Hepsi pırıl pırıl insanlar.. Karşılarında İskenderun Belediye Başkanı Dr. Yusuf Civelek, MKÜ Rektörü Prof. Dr. Şerefettin Canda ile İTSO Başkanvekili Müfit Tennioğlu vardı.. O ne heyecan öyle.. Sorular ilginç olduğu kadar, mantıklı ve akıllıca.. Temeniller hatta talepler geliyor..
Başkan Civelek not alıyor, gereğinin yapılması hususunda tamilat veriyor..
Derken iki saat çabucak geçiyor..
Espriler, hayat hikayeleri ve tavsiyeler..
Belediye Başkanı Dr. Yusuf Civelek, öğütlerinde yaşamından kesitler sunuyor..
Okulun ihtiyaçları için de ‘feda olsun’ sözleriyle büyük alkış alıyor..

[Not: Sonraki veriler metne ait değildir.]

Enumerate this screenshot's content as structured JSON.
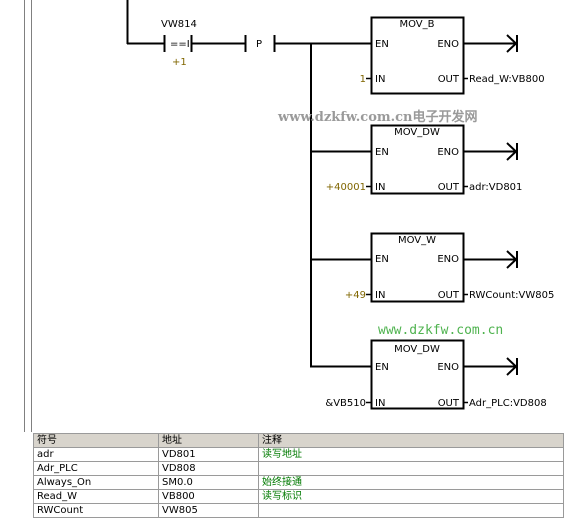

Yalnız benim üzerinde durmak isteğim nokta ise, Başkan Civelek’in gençleri cesaretlendirirken kurduğu cümlelerdi.. Müthiş bir empati örneğiydi..
“Bu hayatı bir kez yaşıyorsunuz. Düşüncelerinizde özgür olun, cesur olun.. Hayata sevgiyle bağlanın.. Hayatınızda keşkelerin yeri olmasın..” sözleriyle müthiş bir sinerji oluşturdu salonda..
Müfit Tennioğlu’nun öğrencileri yüreklendiren açıklaması ise tam not aldı..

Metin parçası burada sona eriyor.